In some embodiments, the disclosed plasma charges may be utilized in place of conventional explosives. The disclosed plasma charges may be relatively light in weight as compared to conventional explosive charges because the disclosed plasma charges do not require a charge case which is present in convention charges and is typically made of steel. Further, the disclosed charges do not require explosives or detonation cords which are present in conventional perforating tool systems. Also, the potential for tool swelling or splitting in convention explosive systems are essentially eliminated because high pressure gas is not generated in the disclosed systems.

The disclosed plasma charges may be subjected to a magnetic field via contacting the charges either directly or indirectly with one or more capacitors which may be portable.
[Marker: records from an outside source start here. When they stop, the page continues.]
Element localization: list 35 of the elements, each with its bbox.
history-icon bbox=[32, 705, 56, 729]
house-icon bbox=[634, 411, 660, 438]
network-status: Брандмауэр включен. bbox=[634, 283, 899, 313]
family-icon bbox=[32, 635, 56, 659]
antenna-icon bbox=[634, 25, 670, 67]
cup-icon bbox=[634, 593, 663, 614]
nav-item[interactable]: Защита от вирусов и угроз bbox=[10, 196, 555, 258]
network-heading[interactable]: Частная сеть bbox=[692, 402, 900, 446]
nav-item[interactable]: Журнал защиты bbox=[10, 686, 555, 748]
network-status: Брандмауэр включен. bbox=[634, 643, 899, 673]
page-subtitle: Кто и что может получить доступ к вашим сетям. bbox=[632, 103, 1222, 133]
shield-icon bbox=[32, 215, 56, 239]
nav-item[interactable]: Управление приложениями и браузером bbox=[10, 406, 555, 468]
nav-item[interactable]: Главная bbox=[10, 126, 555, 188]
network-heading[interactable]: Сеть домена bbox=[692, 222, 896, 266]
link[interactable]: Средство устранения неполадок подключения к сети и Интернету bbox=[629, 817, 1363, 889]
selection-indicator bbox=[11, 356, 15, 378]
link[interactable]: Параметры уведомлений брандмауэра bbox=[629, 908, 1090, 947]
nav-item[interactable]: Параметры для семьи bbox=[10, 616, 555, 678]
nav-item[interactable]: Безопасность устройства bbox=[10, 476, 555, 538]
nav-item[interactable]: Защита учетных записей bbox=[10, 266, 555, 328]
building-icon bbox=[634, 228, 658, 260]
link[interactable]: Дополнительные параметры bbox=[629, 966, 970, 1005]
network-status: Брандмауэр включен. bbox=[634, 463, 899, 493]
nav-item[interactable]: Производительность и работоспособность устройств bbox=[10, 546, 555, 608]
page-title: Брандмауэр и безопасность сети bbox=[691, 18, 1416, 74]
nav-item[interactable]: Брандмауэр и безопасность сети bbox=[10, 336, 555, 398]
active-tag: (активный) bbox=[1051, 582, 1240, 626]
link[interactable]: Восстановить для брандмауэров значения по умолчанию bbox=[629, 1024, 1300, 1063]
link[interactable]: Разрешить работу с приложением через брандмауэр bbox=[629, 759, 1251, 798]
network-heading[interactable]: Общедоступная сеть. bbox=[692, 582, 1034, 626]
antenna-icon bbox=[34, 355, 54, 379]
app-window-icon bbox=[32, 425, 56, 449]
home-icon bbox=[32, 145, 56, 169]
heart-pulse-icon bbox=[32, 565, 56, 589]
For example, multiple capacitors may be loaded and transported on a transport vehicle to a well site. The capacitors can be charged with a standard generator present at the well site. In some embodiments, the capacitor may have selected dimensions such that multiple capacitors may be loaded and transported on a single transport vehicle.
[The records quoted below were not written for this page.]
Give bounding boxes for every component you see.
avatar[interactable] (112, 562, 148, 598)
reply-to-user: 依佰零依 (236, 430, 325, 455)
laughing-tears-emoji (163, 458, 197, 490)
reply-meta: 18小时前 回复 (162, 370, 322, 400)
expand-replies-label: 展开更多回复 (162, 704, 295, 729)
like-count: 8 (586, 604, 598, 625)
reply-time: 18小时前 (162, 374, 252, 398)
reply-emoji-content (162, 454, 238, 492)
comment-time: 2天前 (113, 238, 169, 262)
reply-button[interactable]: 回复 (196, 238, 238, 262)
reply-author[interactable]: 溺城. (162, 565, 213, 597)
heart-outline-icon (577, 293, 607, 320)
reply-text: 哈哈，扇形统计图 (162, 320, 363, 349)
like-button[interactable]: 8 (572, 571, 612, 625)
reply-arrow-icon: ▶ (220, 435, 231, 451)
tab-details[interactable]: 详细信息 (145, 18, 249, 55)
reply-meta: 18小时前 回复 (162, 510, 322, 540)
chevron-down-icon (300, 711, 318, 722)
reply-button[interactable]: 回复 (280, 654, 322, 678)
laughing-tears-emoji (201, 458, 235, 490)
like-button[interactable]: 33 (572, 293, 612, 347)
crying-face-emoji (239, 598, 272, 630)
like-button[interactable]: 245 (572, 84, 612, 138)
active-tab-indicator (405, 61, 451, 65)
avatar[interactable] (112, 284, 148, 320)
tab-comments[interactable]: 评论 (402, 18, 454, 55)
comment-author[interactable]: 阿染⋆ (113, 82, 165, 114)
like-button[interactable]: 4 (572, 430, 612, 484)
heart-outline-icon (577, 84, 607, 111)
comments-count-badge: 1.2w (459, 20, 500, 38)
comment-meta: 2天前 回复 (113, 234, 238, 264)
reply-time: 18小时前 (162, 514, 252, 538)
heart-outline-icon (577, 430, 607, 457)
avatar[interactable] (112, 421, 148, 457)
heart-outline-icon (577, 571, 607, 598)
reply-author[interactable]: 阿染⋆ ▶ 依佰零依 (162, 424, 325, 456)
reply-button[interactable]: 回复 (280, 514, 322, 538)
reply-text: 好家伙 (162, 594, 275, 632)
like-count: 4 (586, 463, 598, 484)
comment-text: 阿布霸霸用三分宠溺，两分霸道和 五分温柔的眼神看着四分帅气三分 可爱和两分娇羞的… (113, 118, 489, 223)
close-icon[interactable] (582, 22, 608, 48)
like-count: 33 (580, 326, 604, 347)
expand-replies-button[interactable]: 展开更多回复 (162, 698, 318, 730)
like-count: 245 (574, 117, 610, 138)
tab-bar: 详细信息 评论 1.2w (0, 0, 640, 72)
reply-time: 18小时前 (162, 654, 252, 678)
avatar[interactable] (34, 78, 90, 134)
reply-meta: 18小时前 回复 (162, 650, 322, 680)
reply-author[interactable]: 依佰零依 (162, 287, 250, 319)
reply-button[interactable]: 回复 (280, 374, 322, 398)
In the foregoing description, it will be readily apparent to one skilled in the art that varying substitutions and modifications may be made to the invention disclosed herein without departing from the scope and spirit of the invention. The invention illustratively described herein suitably may be practiced in the absence of any element or elements, limitation or limitations which is not specifically disclosed herein. The terms and expressions which have been employed are used as terms of description and not of limitation, and there is no intention that in the use of such terms and expressions of excluding any equivalents of the features shown and described or portions thereof, but it is recognized that various modifications are possible within the scope of the invention. Thus, it should be understood that although the present invention has been illustrated by specific embodiments and optional features, modification and/or variation of the concepts herein disclosed may be resorted to by those skilled in the art, and that such modifications and variations are considered to be within the scope of this invention. It is the express intention of the applicant not to invoke 35 U.S.C. §112, paragraph 6 for any limitations of any of the claims herein.

Citations to a number of references are made herein. The cited references are incorporated by reference herein in their entireties. In the event that there is an inconsistency between a definition of a term in the specification as compared to a definition of the term in a cited reference, the term should be interpreted based on the definition in the specification.